In response we have put together a detailed technical memo, responding to each and every justification their short letter offered for their investing in coal for cement in Egypt.
Addressing their key points we show that
- there are economically and technically viable alternatives to meet the fuel demand and needs of the cement industry;
- their disclaimers of coal for cement being a Best Available Technique (BAT) in the EU was an incomplete slice of the whole picture. BAT’s are one of five principles which rely on the wider regulatory structure available in the EU but certainly not available in Egypt;
- Egypt’s low Research and Development capacity, low innovation and low institutional capacity make scenarios like those in the Cement Technology Roadmap (pdf), that relies on carbon capture and storage to be implemented in the long term, irrelevant for our country;
Overall what is most worrying about the EBRD’s potential funding coal for cement industries, is the laissez faire attitude the bank has in justifying it. The bank is falling back on generalised arguments that show no consideration of the landscape of our country in any detail. If this had been done the bank would realise the cement industry in Egypt occupies a position akin to a monopoly. Multinational companies use subsidised fuel and electricity at the expense of those who really need it, and make profit margins of up to 70%.

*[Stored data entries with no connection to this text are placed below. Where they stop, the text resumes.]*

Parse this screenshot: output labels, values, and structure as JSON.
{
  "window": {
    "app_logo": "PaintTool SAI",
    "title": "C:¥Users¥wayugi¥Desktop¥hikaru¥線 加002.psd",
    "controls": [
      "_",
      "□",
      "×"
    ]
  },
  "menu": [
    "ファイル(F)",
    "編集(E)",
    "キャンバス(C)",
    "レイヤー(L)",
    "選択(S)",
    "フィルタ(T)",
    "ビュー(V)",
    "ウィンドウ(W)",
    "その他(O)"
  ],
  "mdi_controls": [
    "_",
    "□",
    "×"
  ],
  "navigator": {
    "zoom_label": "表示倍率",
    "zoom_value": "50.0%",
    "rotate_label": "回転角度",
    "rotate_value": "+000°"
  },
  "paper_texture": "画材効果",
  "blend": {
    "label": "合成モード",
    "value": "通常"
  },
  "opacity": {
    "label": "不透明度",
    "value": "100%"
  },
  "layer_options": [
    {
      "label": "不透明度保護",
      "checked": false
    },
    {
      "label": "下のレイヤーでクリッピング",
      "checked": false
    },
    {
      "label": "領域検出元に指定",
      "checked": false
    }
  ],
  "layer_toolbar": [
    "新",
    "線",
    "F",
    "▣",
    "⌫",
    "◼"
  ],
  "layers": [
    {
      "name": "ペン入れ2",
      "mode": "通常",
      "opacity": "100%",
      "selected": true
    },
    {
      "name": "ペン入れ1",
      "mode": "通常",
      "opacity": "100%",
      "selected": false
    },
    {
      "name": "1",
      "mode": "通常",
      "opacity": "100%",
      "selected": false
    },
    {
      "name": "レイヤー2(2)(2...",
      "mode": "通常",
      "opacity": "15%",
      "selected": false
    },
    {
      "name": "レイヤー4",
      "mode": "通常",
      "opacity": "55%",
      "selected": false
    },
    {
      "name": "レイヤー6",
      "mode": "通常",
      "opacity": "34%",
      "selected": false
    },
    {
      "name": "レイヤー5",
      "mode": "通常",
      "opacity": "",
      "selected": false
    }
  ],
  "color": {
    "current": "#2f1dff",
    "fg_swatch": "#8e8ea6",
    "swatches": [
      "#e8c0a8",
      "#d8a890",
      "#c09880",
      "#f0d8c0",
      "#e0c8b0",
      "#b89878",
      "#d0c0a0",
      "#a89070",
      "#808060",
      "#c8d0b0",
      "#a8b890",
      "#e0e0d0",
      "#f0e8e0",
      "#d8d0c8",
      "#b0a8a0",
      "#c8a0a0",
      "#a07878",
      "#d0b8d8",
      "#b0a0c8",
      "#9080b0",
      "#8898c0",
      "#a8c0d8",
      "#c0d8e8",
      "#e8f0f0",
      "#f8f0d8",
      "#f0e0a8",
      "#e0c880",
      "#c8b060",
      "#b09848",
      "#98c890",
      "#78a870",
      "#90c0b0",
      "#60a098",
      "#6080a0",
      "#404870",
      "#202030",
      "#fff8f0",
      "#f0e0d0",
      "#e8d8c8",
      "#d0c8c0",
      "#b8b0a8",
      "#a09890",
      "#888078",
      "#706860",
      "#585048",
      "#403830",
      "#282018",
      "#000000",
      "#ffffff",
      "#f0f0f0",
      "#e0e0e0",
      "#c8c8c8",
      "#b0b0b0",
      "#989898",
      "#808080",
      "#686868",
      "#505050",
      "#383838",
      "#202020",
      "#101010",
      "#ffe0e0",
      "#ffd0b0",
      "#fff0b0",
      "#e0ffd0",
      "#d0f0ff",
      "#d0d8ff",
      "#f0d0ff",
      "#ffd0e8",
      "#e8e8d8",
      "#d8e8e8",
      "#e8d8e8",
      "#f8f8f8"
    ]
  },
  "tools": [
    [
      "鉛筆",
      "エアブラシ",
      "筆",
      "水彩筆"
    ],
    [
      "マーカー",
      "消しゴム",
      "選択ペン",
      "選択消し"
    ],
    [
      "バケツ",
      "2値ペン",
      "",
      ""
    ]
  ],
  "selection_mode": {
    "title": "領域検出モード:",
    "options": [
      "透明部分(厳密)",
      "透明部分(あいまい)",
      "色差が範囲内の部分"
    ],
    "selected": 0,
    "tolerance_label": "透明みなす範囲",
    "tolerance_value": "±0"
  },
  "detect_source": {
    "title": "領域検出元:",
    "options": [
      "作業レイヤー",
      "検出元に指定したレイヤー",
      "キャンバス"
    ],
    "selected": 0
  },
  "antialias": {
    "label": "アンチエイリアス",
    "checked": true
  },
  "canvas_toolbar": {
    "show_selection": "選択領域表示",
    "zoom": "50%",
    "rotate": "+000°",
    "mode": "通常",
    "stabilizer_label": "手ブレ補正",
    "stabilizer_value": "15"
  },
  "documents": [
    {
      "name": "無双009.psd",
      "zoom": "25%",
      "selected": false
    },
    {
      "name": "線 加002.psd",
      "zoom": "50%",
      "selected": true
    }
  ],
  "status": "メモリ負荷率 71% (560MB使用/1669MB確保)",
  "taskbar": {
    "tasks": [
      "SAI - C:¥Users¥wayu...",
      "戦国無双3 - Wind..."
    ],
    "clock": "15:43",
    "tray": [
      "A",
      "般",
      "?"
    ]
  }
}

Of course cement is a very important component of Egypt’s development which must keep up with the significant population growth predicted in the coming decades. But all other solutions except coal have simply been left unexplored, including the option to import cement itself. If the EBRD had done a detailed assessment of its applicability in Egypt they would have to conclude there is a powerful business lobby holding a government to ransom over the issue of energy sources. Its main concern is profit, not the ability of Egypt’s currently ailing healthcare system to deal with the fallout or the capacity of the already heavily polluted Nile river to take more badly regulated industrial wastewater and the resulting health and environmental problems across Egypt.